Стеша перевела взгляд на Егора. Они безмолвно посовещались о чем-то одними глазами. Наконец мальчик кивнул – на этот раз он как старший принял решение.
– Она не выкопала цветок. – У девочки снова потекли слезы, она с силой провела тыльной стороной кисти по лицу. – Она обещала, что посадит его у себя на даче и будет заваривать из него чай! А потом мы к ней приедем в гости, она нальет нам этого чая и угостит булочками… Шанежками.
– Что за цветок? – наклонился к ней Макар.
– Дороцентрум, – уверенно сказала девочка.
– Дороцентрум? – озадаченно переспросил Илюшин и мигнул. Сергей явственно увидел, как буксует процессор в его голове; ботанический справочник не выдавал по поиску ничего похожего.
А вот у Бабкина в памяти что-то забрезжило.

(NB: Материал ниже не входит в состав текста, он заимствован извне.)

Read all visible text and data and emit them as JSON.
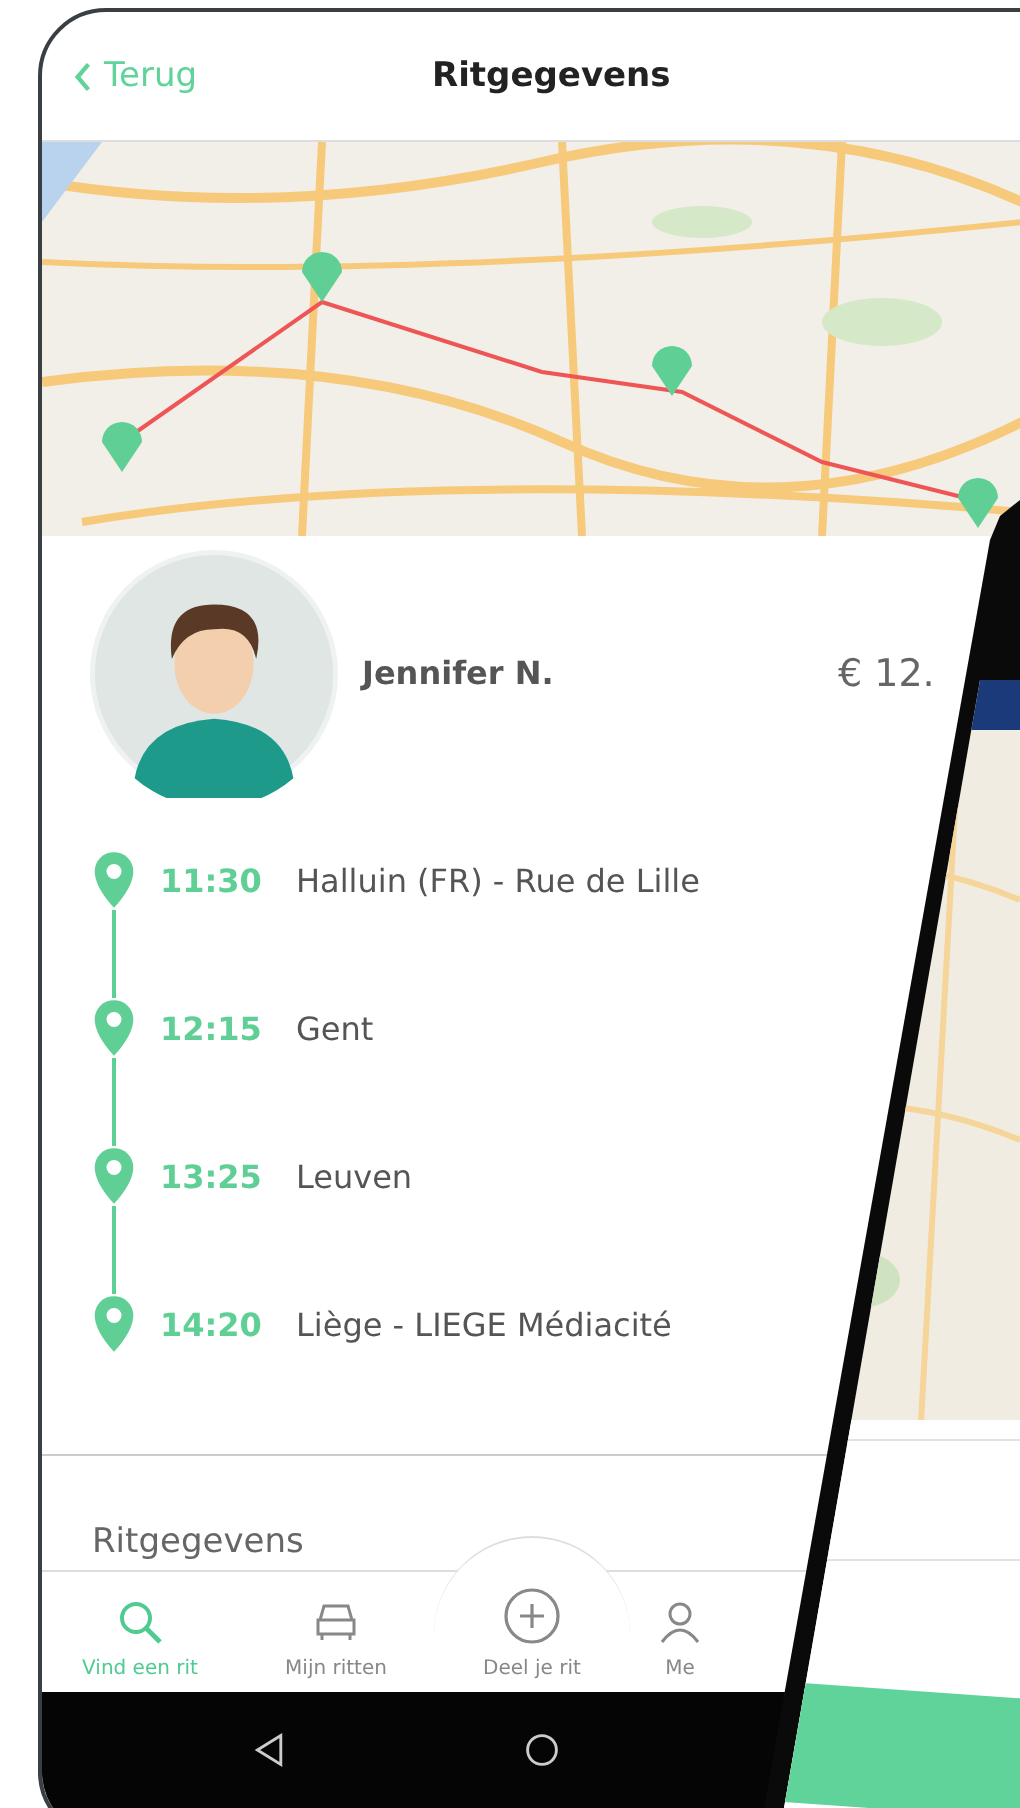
{
  "header": {
    "back": "Terug",
    "title": "Ritgegevens"
  },
  "driver": {
    "name": "Jennifer N.",
    "price": "€ 12."
  },
  "stops": [
    {
      "time": "11:30",
      "place": "Halluin (FR) - Rue de Lille"
    },
    {
      "time": "12:15",
      "place": "Gent"
    },
    {
      "time": "13:25",
      "place": "Leuven"
    },
    {
      "time": "14:20",
      "place": "Liège - LIEGE Médiacité"
    }
  ],
  "section_title": "Ritgegevens",
  "nav": [
    {
      "kind": "search",
      "label": "Vind een rit",
      "selected": true
    },
    {
      "kind": "car",
      "label": "Mijn ritten",
      "selected": false
    },
    {
      "kind": "plus",
      "label": "Deel je rit",
      "selected": false
    },
    {
      "kind": "person",
      "label": "Me",
      "selected": false
    }
  ]
}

Дороцентрум, чай… У жены в шкафу стояла коробочка с веточками и скрученными в трубочку листьями. Вкус этого напитка Сергей не понимал, – что-то невыразительное, водянистое, – но любил, когда Маша заваривала его: по квартире плыл густой маслянистый запах смолы и хвои, иногда казалось, что в нем различим дым костра.

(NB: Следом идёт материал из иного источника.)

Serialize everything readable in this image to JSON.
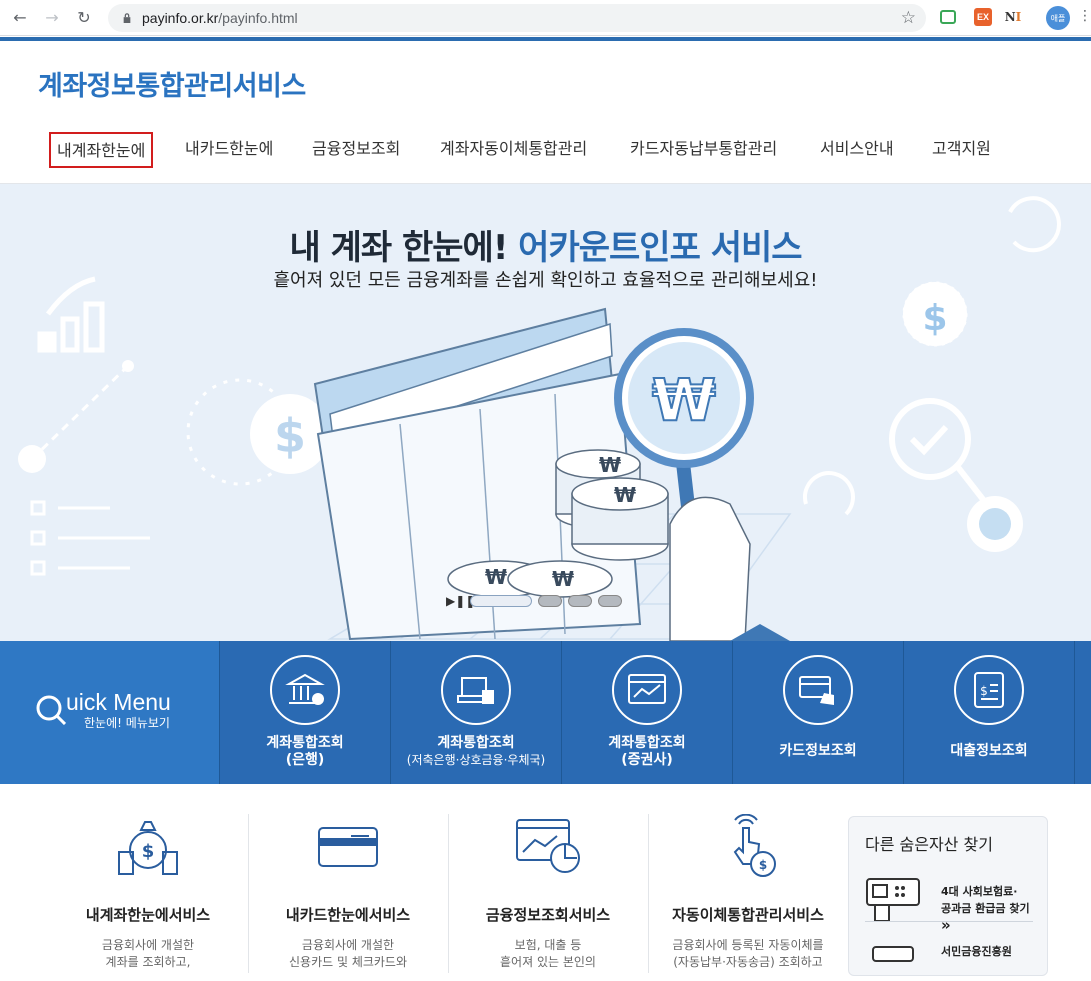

– Саган-дайля… – подумал он вслух.
Илюшин громко щелкнул пальцами:
– Рододендрон! Не дороцентрум, а рододендрон!
– Типа того… – пробормотала девочка, скребя ложкой по дну чашки, чтобы достать расплавившийся сахар.

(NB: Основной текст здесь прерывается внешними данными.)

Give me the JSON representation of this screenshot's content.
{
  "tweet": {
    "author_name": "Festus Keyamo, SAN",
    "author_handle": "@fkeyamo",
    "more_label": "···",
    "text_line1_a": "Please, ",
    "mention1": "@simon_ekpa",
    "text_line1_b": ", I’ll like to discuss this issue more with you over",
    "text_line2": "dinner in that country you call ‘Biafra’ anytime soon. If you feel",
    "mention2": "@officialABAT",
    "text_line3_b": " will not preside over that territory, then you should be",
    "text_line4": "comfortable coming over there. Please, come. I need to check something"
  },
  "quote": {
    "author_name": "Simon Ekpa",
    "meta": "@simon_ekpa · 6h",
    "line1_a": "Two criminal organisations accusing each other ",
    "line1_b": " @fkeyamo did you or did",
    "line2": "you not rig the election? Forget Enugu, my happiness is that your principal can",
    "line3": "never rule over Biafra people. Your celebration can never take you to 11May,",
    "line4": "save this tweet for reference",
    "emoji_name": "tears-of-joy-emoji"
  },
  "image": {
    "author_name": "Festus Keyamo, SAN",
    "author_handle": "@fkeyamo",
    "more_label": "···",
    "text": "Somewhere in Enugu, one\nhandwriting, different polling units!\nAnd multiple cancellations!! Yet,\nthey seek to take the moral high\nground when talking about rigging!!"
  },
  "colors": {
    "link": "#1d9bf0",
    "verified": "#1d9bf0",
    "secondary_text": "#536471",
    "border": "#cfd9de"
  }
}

– Рододендрон Адамса. – Илюшин встал, чтобы сделать ей еще чаю. Егор так и сидел над своей нетронутой кружкой, обхватив ее ладонями. – Только он здесь не растет.
– Растет! – упрямо возразил Егор. – У нее перед входом! Настя сказала, что выкопает один побег и сразу свалит, потому что ей неудобно перед Валентиной. Вроде как стырит его.
– И что потом?
Мальчик еще сильнее сжал чашку и плотно сомкнул губы. За него ответила сестра:
– Настя с нами не попрощалась. Наши… – она запнулась и продолжила после крошечной, едва уловимой паузы, которую заметил только Илюшин. – Наши родители сказали, что ничего особенного, типа, взрослые все такие, она же не своим друзьям это пообещала, а просто детям из соседнего домика… – Макар отчетливо расслышал в ее голосе чужие интонации и живо представил ту взрослую снисходительность, с которой это объясняли девочке. – Но мы с ней были настоящие друзья! Она сама так говорила!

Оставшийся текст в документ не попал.